As per usual, Jim Ottaviani provides a compelling and informative story here, telling about long-ranging research studies on chimps, gorillas, and orangutangs as well as the people who did them, but if truth be told I am also including this book here because Maris Wick knocked the ball out of the park with her illustration. A book that uses the graphic novel format to full effect and also provides an approachable, intriguing, and scholarly narrative, Primates is a great introduction into the worlds of science and primatology.

Heck is a man whom people pay to go to Hell and communicate with the lost souls there. Part noir and part Dante's Inferno, this story about a pair of adventurers looking to make a buck off an entrance to the underworld is full of humanity, friendship, suspense, and metaphysical musing. I loved the cliffhanger chapter endings and found myself compelled, surprised, and quizzical about what I was reading. One of this year's unheralded great graphic novels.

Crater XV
This sequel to Far Arden is every bit as exciting, hilarious, and heart-breaking. It follows a sea-faring adventurer on a quest to find his lost love, deter a Russian rocket launch, and possibly go to the Moon. The art is as inventive, fun, expressive, and even more polished than in that first volume. This book is a testament to the potential of sequential art, and if I could, I would make sure Kevin Cannon was an extremely rich man because I required the entire world to buy his books.

Battling Boy
This may have been the most energetic, fresh, and fun graphic novel on this list. Battling Boy is a young god/superhero with an array of t-shirts that endow him with specific powers and abilities. He is stuck on a world beset with monsters and crooked politicians, and while he can punch the former to solve some of his problems he has to learn to deal with the latter as well. This book really captured the feeling of what superhero comics used to feel like for me as a youngster.

The Legend of Ricky Thunder 
If you like professional wrestling, hilarious jokes, and battles with aliens bent on conquering the Earth, then this is the book for you. Ricky Thunder is a world champion wrestler who finds himself in a high-stakes match, with the fate of the Earth in the balance. If he wins, the Earth is saved. If he loses, then we are all done for. Full of frenetic action and fights as well as laugh-out-loud gags and situations, this book is charming and so entertaining, an absolute winner. Not really available from most (any?) bookstores, it is available directly from the author here.

Hip Hop Family Tree, Volume 1 
I love old-school rap songs and artists, the art in Bronze age superhero comics, and Ed Piskor's nonfiction work, and this book combines all three. The history of rap music, from the streets of the Bronx to the earliest recordings to the first few commercial hits, is chronicled here. Educational and entertaining in the best ways, this book collects webcomics that you can read for free but is such a wonderfully composed physical object you should run out and buy it now.

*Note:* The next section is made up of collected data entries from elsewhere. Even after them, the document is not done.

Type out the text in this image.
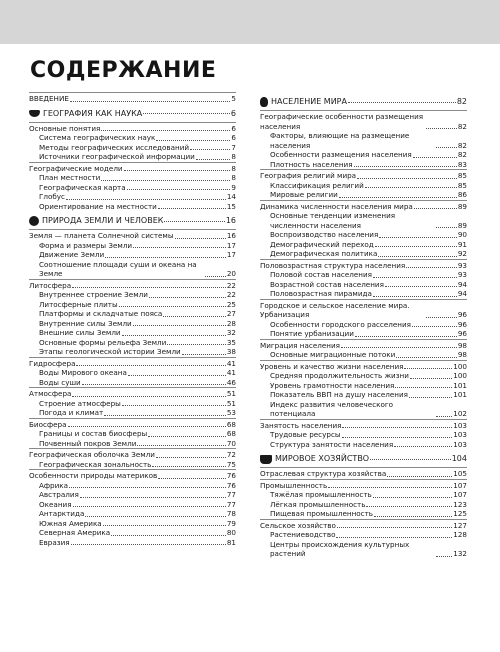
СОДЕРЖАНИЕ
ВВЕДЕНИЕ	5
ГЕОГРАФИЯ КАК НАУКА	6
Основные понятия	6
Система географических наук	6
Методы географических исследований	7
Источники географической информации	8
Географические модели	8
План местности	8
Географическая карта	9
Глобус	14
Ориентирование на местности	15
ПРИРОДА ЗЕМЛИ И ЧЕЛОВЕК	16
Земля — планета Солнечной системы	16
Форма и размеры Земли	17
Движение Земли	17
Соотношение площади суши и океана на Земле	20
Литосфера	22
Внутреннее строение Земли	22
Литосферные плиты	25
Платформы и складчатые пояса	27
Внутренние силы Земли	28
Внешние силы Земли	32
Основные формы рельефа Земли	35
Этапы геологической истории Земли	38
Гидросфера	41
Воды Мирового океана	41
Воды суши	46
Атмосфера	51
Строение атмосферы	51
Погода и климат	53
Биосфера	68
Границы и состав биосферы	68
Почвенный покров Земли	70
Географическая оболочка Земли	72
Географическая зональность	75
Особенности природы материков	76
Африка	76
Австралия	77
Океания	77
Антарктида	78
Южная Америка	79
Северная Америка	80
Евразия	81
НАСЕЛЕНИЕ МИРА	82
Географические особенности размещения населения	82
Факторы, влияющие на размещение населения	82
Особенности размещения населения	82
Плотность населения	83
География религий мира	85
Классификация религий	85
Мировые религии	86
Динамика численности населения мира	89
Основные тенденции изменения численности населения	89
Воспроизводство населения	90
Демографический переход	91
Демографическая политика	92
Половозрастная структура населения	93
Половой состав населения	93
Возрастной состав населения	94
Половозрастная пирамида	94
Городское и сельское население мира. Урбанизация	96
Особенности городского расселения	96
Понятие урбанизации	96
Миграция населения	98
Основные миграционные потоки	98
Уровень и качество жизни населения	100
Средняя продолжительность жизни	100
Уровень грамотности населения	101
Показатель ВВП на душу населения	101
Индекс развития человеческого потенциала	102
Занятость населения	103
Трудовые ресурсы	103
Структура занятости населения	103
МИРОВОЕ ХОЗЯЙСТВО	104
Отраслевая структура хозяйства	105
Промышленность	107
Тяжёлая промышленность	107
Лёгкая промышленность	123
Пищевая промышленность	125
Сельское хозяйство	127
Растениеводство	128
Центры происхождения культурных растений	132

Powerful, spare, and addictive. This incredibly readable and provocative tale of runaway teenagers and the mayhem they create and endure took me by surprise and affected me in unexpected ways. It's not for children, and it is disturbing, but it is also one of the strongest, most visceral, and emotional comics-reading experiences I have had in a long time.

And finally, I cannot help but to include one more book that would have been on my "best of" list last year if I had read it in time:

This book does that rarest of things for me: it lives up to the hype. It is the graphic novel you should give to people who don't know they like graphic novels. A mish-mash of science fiction and fantasy with a dash of Romeo and Juliet, the story here is exhilarating, surprising, inventive, and breath-taking with its twists and turns. Given that I am an old man who can still recall such a thing, I'd say the feeling I got reading this book was a lot like the sense of wonder Star Wars invoked in me as a young'un. Saga is excellent.

That's it. There's my list. Happy New Year!